Temperature adjustment with the microwave
Since the liquids in nearly every dough need to be tempered, I went looking for some straight forward, repeatable method to get the temperature I wanted. My answer was to use the microwave. The next step was to figure out how to get the right time for any mass of water or milk, and for any temperature change.
We can see that the time required (Sec) is proportional to the mass of the water (M) and to the change in temperature (ΔT), multiplied by some constant (C).
M × ΔT = C × Sec
Rearranging to solve for the time; Sec = M × ΔT / C
With my microwave oven, the constant is 312.5 for weight in grams and temp in Fahrenheit. There's a kink in the formula though. My oven requires about 3 seconds to come up to speed, so I add that to the calculated time. For example, let's say I have 350g of 40F milk from the frig that needs to be 65F for an intensively mixed Vienna style dough. I need to raise the temp by 25F, so 350×25/312.5+3 yields 31sec to raise the temp to 65F.

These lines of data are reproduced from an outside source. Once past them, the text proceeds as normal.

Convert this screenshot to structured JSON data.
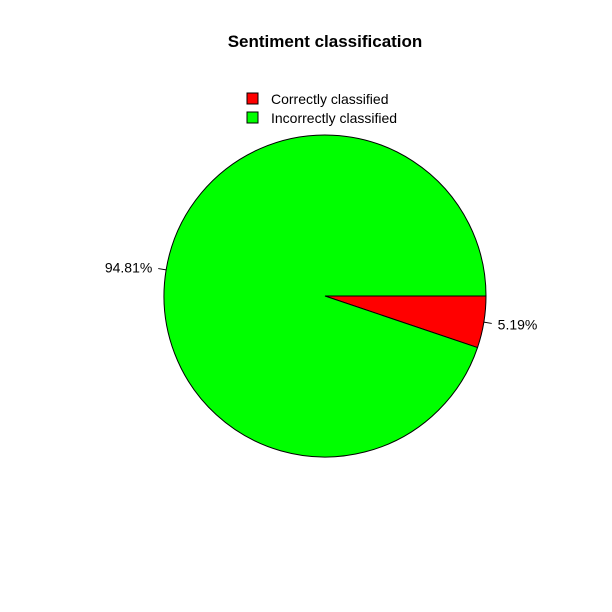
{
  "chart_data": {
    "type": "pie",
    "title": "Sentiment classification",
    "legend_position": "top",
    "slices": [
      {
        "name": "Correctly classified",
        "value": 5.19,
        "label": "5.19%",
        "color": "#ff0000"
      },
      {
        "name": "Incorrectly classified",
        "value": 94.81,
        "label": "94.81%",
        "color": "#00ff00"
      }
    ]
  }
}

How do you find your magic number? Measure some water, say in the 300-450g range. Take its temperature, and zap it for some reasonable time, e.g. 30 seconds. Measure the temp. Repeat with the same weight of water, for a different length of time. Plot the two tests on graph paper (or use a spreadsheet or graphing calculator), and extend the line through the points to where it crosses the zero temperature change line. Where it intercepts the zero temp, the time line will have some small value. That's your start-up time. Now multiply the weight of the liquid by the temperature change and divide by the time less the start-up time. For example, 350 × 25 / (31 - 3) = 312.5 Notice that that is from my own earlier example. Do the math on your other test(s). The C values should closely agree.
Once you have your magic number, any weight of water or milk and any (upward) temperature adjustment will provide the zapping time for your microwave.